Tranchant, sans concession, Hafedh Zouari n’hésite pas à tout déballer, ou presque, sans animosité personnelle, ni rancune. Ce grand chapitre sera alors une traversée en profondeur d’une Tunisie à la recherche d’une nouvelle classe politique et d’une gouvernance démocratique. Il apporte un éclairage utile pour comprendre tant de rebondissements.
En livrant ses mémoires, bénéficiant de la collaboration de Mohamed Boughalleb, Hafedh Zouari a voulu se soumettre à sa propre analyse, comme en psychanalyse. Où avait-il réussi et où avait-il échoué ? Sans rien regretter, et ne reniant aucune séquence de son parcours, il confirme dans son récit une brillante réussite personnelle en tant que, simultanément, chef d’une famille soudée et heureuse, fondateur, à partir de quasiment rien, d’un grand groupe économique et citoyen engagé au profit de la communauté.

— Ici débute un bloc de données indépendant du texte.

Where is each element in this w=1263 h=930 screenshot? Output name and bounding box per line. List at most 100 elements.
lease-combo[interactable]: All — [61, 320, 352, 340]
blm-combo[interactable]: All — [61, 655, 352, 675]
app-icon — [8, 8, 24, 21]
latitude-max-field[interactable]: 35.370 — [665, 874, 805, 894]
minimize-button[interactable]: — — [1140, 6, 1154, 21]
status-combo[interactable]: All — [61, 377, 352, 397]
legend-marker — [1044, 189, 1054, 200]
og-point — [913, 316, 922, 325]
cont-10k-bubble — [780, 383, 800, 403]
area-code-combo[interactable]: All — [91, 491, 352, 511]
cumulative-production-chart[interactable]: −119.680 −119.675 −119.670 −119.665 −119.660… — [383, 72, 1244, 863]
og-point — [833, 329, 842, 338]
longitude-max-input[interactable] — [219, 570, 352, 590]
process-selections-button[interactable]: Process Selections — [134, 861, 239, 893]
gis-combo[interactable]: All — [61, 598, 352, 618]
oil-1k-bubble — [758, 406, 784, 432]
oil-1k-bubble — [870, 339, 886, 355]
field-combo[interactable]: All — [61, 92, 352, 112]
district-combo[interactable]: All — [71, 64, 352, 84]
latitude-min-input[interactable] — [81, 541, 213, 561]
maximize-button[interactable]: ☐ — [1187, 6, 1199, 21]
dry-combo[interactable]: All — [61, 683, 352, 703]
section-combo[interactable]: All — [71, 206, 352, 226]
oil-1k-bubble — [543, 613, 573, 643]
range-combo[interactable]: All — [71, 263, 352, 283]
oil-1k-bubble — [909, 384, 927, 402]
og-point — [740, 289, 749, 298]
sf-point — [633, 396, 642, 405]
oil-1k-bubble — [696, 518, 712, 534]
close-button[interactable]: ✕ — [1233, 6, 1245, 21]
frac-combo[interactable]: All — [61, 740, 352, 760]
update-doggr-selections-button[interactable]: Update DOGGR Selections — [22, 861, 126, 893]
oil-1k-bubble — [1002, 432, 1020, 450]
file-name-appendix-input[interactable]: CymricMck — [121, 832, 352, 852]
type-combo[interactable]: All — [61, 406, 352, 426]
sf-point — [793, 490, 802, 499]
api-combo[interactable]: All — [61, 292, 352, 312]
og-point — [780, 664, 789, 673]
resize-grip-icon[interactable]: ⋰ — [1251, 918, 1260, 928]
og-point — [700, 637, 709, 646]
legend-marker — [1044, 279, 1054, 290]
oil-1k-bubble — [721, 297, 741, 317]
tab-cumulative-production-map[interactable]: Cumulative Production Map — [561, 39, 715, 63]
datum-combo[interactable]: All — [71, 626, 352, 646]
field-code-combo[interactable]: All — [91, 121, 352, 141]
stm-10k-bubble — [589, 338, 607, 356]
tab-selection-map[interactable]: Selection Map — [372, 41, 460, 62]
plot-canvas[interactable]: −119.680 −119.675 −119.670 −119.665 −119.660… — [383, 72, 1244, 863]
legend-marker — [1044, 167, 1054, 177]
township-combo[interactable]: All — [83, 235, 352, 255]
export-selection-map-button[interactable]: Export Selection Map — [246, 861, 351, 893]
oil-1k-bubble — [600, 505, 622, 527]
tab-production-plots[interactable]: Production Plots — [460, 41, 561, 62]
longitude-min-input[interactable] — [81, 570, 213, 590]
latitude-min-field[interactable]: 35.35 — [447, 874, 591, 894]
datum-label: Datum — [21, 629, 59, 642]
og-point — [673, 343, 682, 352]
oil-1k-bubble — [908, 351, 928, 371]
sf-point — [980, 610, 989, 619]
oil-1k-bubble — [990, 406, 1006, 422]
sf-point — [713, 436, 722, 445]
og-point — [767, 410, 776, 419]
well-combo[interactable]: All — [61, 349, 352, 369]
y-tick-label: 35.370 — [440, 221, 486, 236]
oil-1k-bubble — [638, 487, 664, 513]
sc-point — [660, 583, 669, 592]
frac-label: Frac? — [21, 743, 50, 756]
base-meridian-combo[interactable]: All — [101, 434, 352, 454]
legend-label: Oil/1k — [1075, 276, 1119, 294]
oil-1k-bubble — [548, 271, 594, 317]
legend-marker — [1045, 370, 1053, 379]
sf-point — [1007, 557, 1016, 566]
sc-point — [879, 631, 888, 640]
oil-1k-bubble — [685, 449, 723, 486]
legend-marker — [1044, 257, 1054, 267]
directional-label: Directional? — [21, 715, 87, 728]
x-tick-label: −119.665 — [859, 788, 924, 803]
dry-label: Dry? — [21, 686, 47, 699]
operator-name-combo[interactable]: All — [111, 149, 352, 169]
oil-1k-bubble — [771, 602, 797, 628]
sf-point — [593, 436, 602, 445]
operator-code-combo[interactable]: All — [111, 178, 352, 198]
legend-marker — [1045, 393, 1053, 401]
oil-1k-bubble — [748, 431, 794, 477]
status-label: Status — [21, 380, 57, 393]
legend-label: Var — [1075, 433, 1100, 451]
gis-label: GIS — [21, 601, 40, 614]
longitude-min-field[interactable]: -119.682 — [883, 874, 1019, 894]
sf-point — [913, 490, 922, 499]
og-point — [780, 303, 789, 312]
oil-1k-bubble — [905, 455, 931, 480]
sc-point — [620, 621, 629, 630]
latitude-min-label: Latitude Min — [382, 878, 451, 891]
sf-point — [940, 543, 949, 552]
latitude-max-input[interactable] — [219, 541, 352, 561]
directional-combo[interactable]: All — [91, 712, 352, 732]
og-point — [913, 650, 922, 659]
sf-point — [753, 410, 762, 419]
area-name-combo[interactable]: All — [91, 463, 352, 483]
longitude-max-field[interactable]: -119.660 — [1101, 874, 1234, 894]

Le revers de la médaille, ce sont les déboires qu’accuse la vie politique : l’envers du décor, l’hypocrisie des uns et l’ambition dévorante des autres. «J’ai tout trouvé dans la politique, sauf l’éthique», dira-t-il.
Un livre passionnant, au langage cash et épicé, riche en témoignages et révélations, bien illustré en photos, qui se lit avec réel intérêt et grand plaisir.